私がお願いしたかったのは、ブラックのカーフとスエードの同色異素材コンビシューズです。J.M.WESTON180midnightでローファーを持っているのですが、そのデザインバランスがとても気に入っていて。スエードとカーフのコンビって、少しでも割合を間違えると一気にダサくなる危険な組み合わせだと思っているんですよね。3アイレットのウィングチップダービー、デザイン自体は珍しいものではありませんが、スエードが見える部分の量など、私にしては結構細かく打ち合わせしました。
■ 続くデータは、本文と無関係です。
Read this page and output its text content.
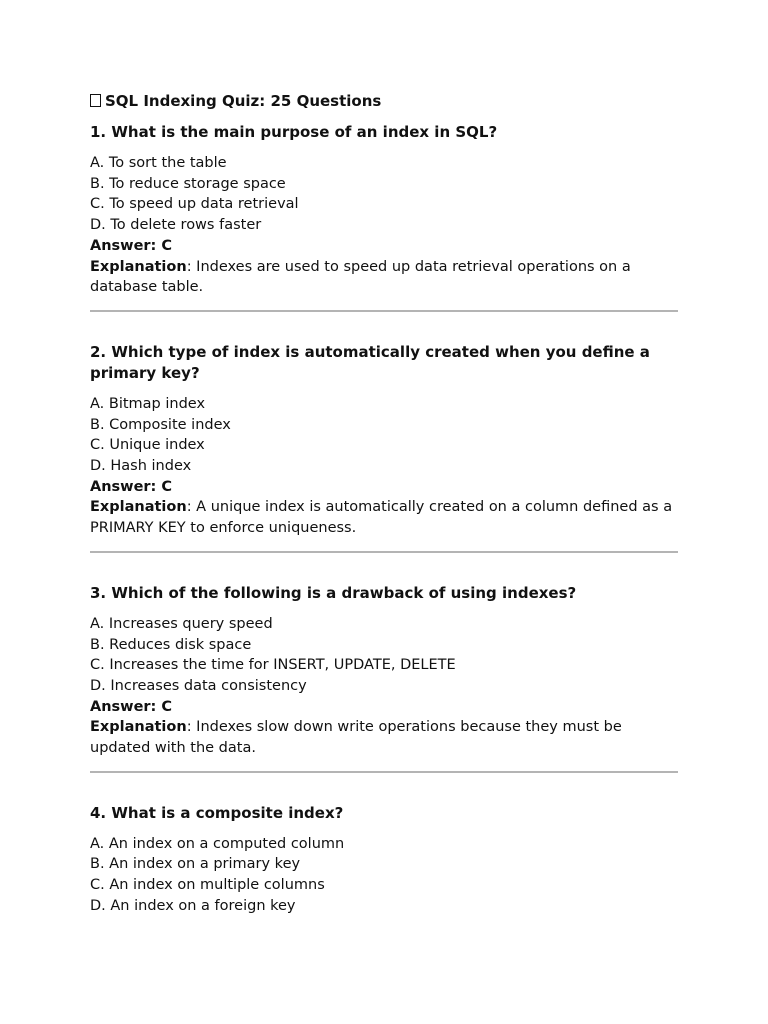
SQL Indexing Quiz: 25 Questions
1. What is the main purpose of an index in SQL?
A. To sort the table
B. To reduce storage space
C. To speed up data retrieval
D. To delete rows faster
Answer: C
Explanation: Indexes are used to speed up data retrieval operations on a database table.
2. Which type of index is automatically created when you define a primary key?
A. Bitmap index
B. Composite index
C. Unique index
D. Hash index
Answer: C
Explanation: A unique index is automatically created on a column defined as a PRIMARY KEY to enforce uniqueness.
3. Which of the following is a drawback of using indexes?
A. Increases query speed
B. Reduces disk space
C. Increases the time for INSERT, UPDATE, DELETE
D. Increases data consistency
Answer: C
Explanation: Indexes slow down write operations because they must be updated with the data.
4. What is a composite index?
A. An index on a computed column
B. An index on a primary key
C. An index on multiple columns
D. An index on a foreign key
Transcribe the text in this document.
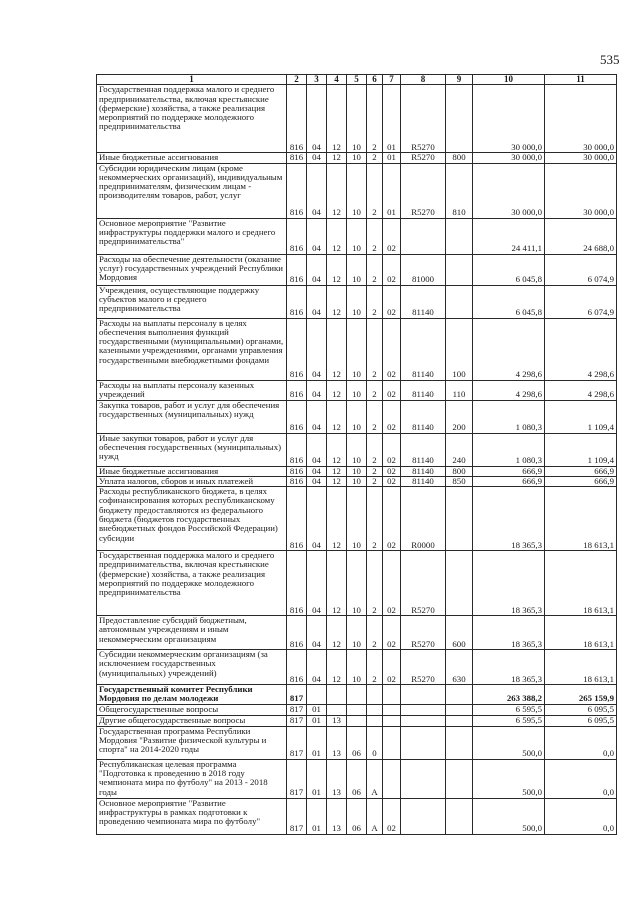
535
1	2	3	4	5	6	7	8	9	10	11
Государственная поддержка малого и среднего предпринимательства, включая крестьянские (фермерские) хозяйства, а также реализация мероприятий по поддержке молодежного предпринимательства	816	04	12	10	2	01	R5270		30 000,0	30 000,0
Иные бюджетные ассигнования	816	04	12	10	2	01	R5270	800	30 000,0	30 000,0
Субсидии юридическим лицам (кроме некоммерческих организаций), индивидуальным предпринимателям, физическим лицам - производителям товаров, работ, услуг	816	04	12	10	2	01	R5270	810	30 000,0	30 000,0
Основное мероприятие "Развитие инфраструктуры поддержки малого и среднего предпринимательства"	816	04	12	10	2	02			24 411,1	24 688,0
Расходы на обеспечение деятельности (оказание услуг) государственных учреждений Республики Мордовия	816	04	12	10	2	02	81000		6 045,8	6 074,9
Учреждения, осуществляющие поддержку субъектов малого и среднего предпринимательства	816	04	12	10	2	02	81140		6 045,8	6 074,9
Расходы на выплаты персоналу в целях обеспечения выполнения функций государственными (муниципальными) органами, казенными учреждениями, органами управления государственными внебюджетными фондами	816	04	12	10	2	02	81140	100	4 298,6	4 298,6
Расходы на выплаты персоналу казенных учреждений	816	04	12	10	2	02	81140	110	4 298,6	4 298,6
Закупка товаров, работ и услуг для обеспечения государственных (муниципальных) нужд	816	04	12	10	2	02	81140	200	1 080,3	1 109,4
Иные закупки товаров, работ и услуг для обеспечения государственных (муниципальных) нужд	816	04	12	10	2	02	81140	240	1 080,3	1 109,4
Иные бюджетные ассигнования	816	04	12	10	2	02	81140	800	666,9	666,9
Уплата налогов, сборов и иных платежей	816	04	12	10	2	02	81140	850	666,9	666,9
Расходы республиканского бюджета, в целях софинансирования которых республиканскому бюджету предоставляются из федерального бюджета (бюджетов государственных внебюджетных фондов Российской Федерации) субсидии	816	04	12	10	2	02	R0000		18 365,3	18 613,1
Государственная поддержка малого и среднего предпринимательства, включая крестьянские (фермерские) хозяйства, а также реализация мероприятий по поддержке молодежного предпринимательства	816	04	12	10	2	02	R5270		18 365,3	18 613,1
Предоставление субсидий бюджетным, автономным учреждениям и иным некоммерческим организациям	816	04	12	10	2	02	R5270	600	18 365,3	18 613,1
Субсидии некоммерческим организациям (за исключением государственных (муниципальных) учреждений)	816	04	12	10	2	02	R5270	630	18 365,3	18 613,1
Государственный комитет Республики Мордовия по делам молодежи	817								263 388,2	265 159,9
Общегосударственные вопросы	817	01							6 595,5	6 095,5
Другие общегосударственные вопросы	817	01	13						6 595,5	6 095,5
Государственная программа Республики Мордовия "Развитие физической культуры и спорта" на 2014-2020 годы	817	01	13	06	0				500,0	0,0
Республиканская целевая программа "Подготовка к проведению в 2018 году чемпионата мира по футболу" на 2013 - 2018 годы	817	01	13	06	А				500,0	0,0
Основное мероприятие "Развитие инфраструктуры в рамках подготовки к проведению чемпионата мира по футболу"	817	01	13	06	А	02			500,0	0,0
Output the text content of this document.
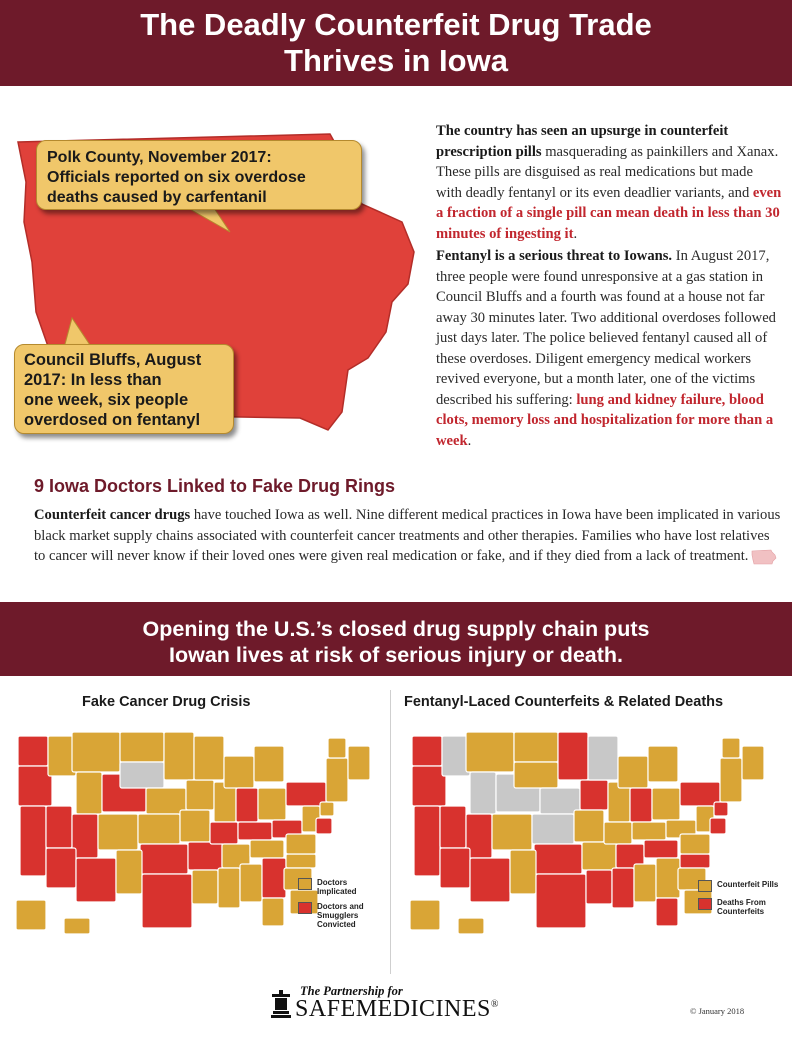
The Deadly Counterfeit Drug Trade
Thrives in Iowa
Polk County, November 2017:
Officials reported on six overdose
deaths caused by carfentanil
Council Bluffs, August
2017: In less than
one week, six people
overdosed on fentanyl

The country has seen an upsurge in counterfeit prescription pills masquerading as painkillers and Xanax. These pills are disguised as real medications but made with deadly fentanyl or its even deadlier variants, and even a fraction of a single pill can mean death in less than 30 minutes of ingesting it.

Fentanyl is a serious threat to Iowans. In August 2017, three people were found unresponsive at a gas station in Council Bluffs and a fourth was found at a house not far away 30 minutes later. Two additional overdoses followed just days later. The police believed fentanyl caused all of these overdoses. Diligent emergency medical workers revived everyone, but a month later, one of the victims described his suffering: lung and kidney failure, blood clots, memory loss and hospitalization for more than a week.

9 Iowa Doctors Linked to Fake Drug Rings

Counterfeit cancer drugs have touched Iowa as well. Nine different medical practices in Iowa have been implicated in various black market supply chains associated with counterfeit cancer treatments and other therapies. Families who have lost relatives to cancer will never know if their loved ones were given real medication or fake, and if they died from a lack of treatment.

Opening the U.S.’s closed drug supply chain puts
Iowan lives at risk of serious injury or death.
Fake Cancer Drug Crisis	Fentanyl-Laced Counterfeits & Related Deaths
Doctors Implicated
Doctors and Smugglers Convicted
Counterfeit Pills
Deaths From Counterfeits
The Partnership for
SAFEMEDICINES®
© January 2018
カーフとスエードについては高宮さんのオススメで、ゾンタのゴルダニールカーフと、オペラというタンナーのスエードを採用することに。

TTBOとしてトランクショーを開催したい時期から逆算して、普通より早く仮縫いの準備を進めてくれました。(役得ごめんなさい。。。) 待っている間にInstagramでやり取りする中で、高宮さんがボクシング好きということが分かり意気投合。私も結構好きなので、注目の試合が行われる前後には試合の予想やその後のマッチアップなどについて語り合うこともしばしば。2025年中には一緒に何かのボクシングの試合を見に行こうということになっています。靴と同じくらい楽しみです笑

そんなこんなで、3月。前回は車で伺いましたが、今回は新幹線と電車で。Barbaroleのアトリエがある新百合ヶ丘(神奈川県麻生区)は男女ともに日本一長寿な街だそうです。緑が多く気持ちの良いところで、坂道や階段が多いため普通に生活しているだけでたくさん歩くのが秘訣なのかもしれません。新百合ヶ丘駅からアトリエまで歩いて10分もかかりませんが、街中の長い階段をおりるときには景色が一望出来、透き通ったような気分になります。

アトリエに到着し、ここ数ヶ月の近況報告などを済ませてから、仮縫い靴に足入れです。仮縫いの為、パーフォレーションなど細かなデザインは左足にのみ施されていて、スエードとのコンビではなくカーフのみの仕様です。「親指のあたり、結構攻めてみたんです」と高宮さんがおっしゃる通り、私が普段履いている靴と比べるとポインテッドトゥ気味で格好良い。驚いたのは、ビスポーク1足目の仮縫いとしては、これまでお願いしてきたどのシューメーカーよりも良いフィッティングとデザインバランスだったことです。ただ足に合っているだけでは履きたいと思える格好良い靴にはならないし、かといって足が痛いと敬遠するようになりますから、ビスポークはその両立が肝だと思っています。Barbaroleの靴はそれが非常に高いレベルで実現されており“ファッションも好きだ”という高宮さんのセンスが光る靴だと感じました。

「少し外を歩いてみましょうか」と仮縫い靴のまま散歩してみました。わずかでも気になる部分は高宮さんに報告して、本番靴ではより良いフィット感を目指します。歩行しているところを見るとなんとなくその人の足の特徴なども分かるそうで、高宮さんはずっと私の足を見て隣を歩いていました。

全面カーフで作ってもらった仮縫い靴がとても良かったので、一瞬「スエードのコンビやめてしまおうか」とも考えましたが、経験上迷ったときは最初の感覚を大事にした方が良いことを知っているため、元々の仕様で進めてもらうことにしました。「ご飯行きますよね?」と高宮さんが誘ってくれて、昨日は近くのアジア料理店へ。前回連れて行ってもらったラーメン屋と同じグループのようで、他にも焼き鳥の店もあるそうですが全部美味しいんだって。ガパオとグリーンカレーのセットを頼んで、せっかくだから前菜付きのコースにしました。食べながらも私たちは、映画やボクシングの話題でずっと話しっぱなし。「こういうナリだから、小難しいミニシアター系とか好きそうってたまに言われるんですけど、普通に分かりやすいやつのほうが好きです」と映画の趣味も合って楽しかったです。私も映画自体は好きなのですがあんまり難しいやつは眠くなってしまって笑 この日も小田原から新百合ヶ丘まではラッセルクロウのグラディエーターを観ていました。頼れる男に憧れる系頼りになりそうでならない男です。

まあ笑、そんなわけで、私の一足目のBarbaroleに関しては来月中には完成しそうです。仮縫いの時点で「あ、これは間違いないやつだ」と確信に変わったのでもう告知してしまいますが、TTBO一周年記念イベントの中のひとつはBarbaroleのトランクショーです。正式な案内は後日発表しますが、是非楽しみにしていてください。